Iqalugaarjuup Nunanga Territorial Park ("the land around the river of littles fishes," referring to the Arctic grayling that frequent the Meliadine River) is a park located 8–10 km northwest of Rankin Inlet, Nunavut, Canada. The park lies in a valley that straddles the Meliadine River. Rankin Inlet's gravel road provides access to the park directly on the south side by foot or vehicle.

The park was previously referred to as Ijiraliq, a reference to both the river's cliff area and, in Inuit legend, ijirait, or "shadow people" (said to live a parallel existence with modern people, they can shift their shapes and vanish at will). The park's physical features include an esker covered by lichen-moss, glacial deposit, bedrock outcrop, and unusual plants, including three-awned grass, found nowhere else in Kivalliq Region. There are more than 45 archaeological sites within the park and these include house ruins, tent rings, graves, and other remains of the Thule. Some of the ruins date back as far as the Pre-Dorset period from 1000 BC to 500 BC.

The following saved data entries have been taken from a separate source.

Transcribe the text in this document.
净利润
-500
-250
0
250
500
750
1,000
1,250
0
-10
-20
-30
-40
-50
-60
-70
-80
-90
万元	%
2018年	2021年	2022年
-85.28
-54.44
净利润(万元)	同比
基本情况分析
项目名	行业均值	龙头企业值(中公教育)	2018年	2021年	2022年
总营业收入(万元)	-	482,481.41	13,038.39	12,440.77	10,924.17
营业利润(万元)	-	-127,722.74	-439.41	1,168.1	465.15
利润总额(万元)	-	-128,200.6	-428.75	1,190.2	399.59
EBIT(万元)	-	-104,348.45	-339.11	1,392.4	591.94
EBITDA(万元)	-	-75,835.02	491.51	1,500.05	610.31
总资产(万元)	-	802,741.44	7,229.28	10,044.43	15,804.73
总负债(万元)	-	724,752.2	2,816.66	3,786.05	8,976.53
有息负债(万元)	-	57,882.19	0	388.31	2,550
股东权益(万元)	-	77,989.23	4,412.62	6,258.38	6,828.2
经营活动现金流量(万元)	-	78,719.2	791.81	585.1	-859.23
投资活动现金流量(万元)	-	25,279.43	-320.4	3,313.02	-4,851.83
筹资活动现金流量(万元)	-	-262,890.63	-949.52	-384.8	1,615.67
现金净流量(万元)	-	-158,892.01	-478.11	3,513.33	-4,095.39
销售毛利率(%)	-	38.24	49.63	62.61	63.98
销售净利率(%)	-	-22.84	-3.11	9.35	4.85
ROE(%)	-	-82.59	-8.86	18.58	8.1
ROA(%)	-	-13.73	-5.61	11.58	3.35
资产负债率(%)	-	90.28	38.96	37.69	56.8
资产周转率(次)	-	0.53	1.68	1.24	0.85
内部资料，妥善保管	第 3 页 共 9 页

The main archaeological feature is Qamaviniqtalik ("place with ancient sod houses"). Qamaviniqtalik was occupied from around 1200 to 1775 CE by the Thule, and later by the Caribou Inuit. It was used seasonally, from late summer through early winter. At Qamaviniqtalik, there are house depressions in the hillside, evidence of the sod houses or qarmat which once existed there. A wooden pole supported the roof of each house, which was dug into the ground, lined with stones, and roofed with skins. Such sod houses would have been occupied in fall and early winter, after which residents would move to snowhouses or igluit on the sea ice by mid-winter. There are also rings of stones which once supported caribou-skin tents, along with several small stone hearths used to support soapstone cooking pots. A "kayak garage" for winter storage of kayaks, kayak cradles for drying kayaks after use in the water, stone fox traps, and stone caribou hunting blinds are also features preserved at Qamaviniqtalik.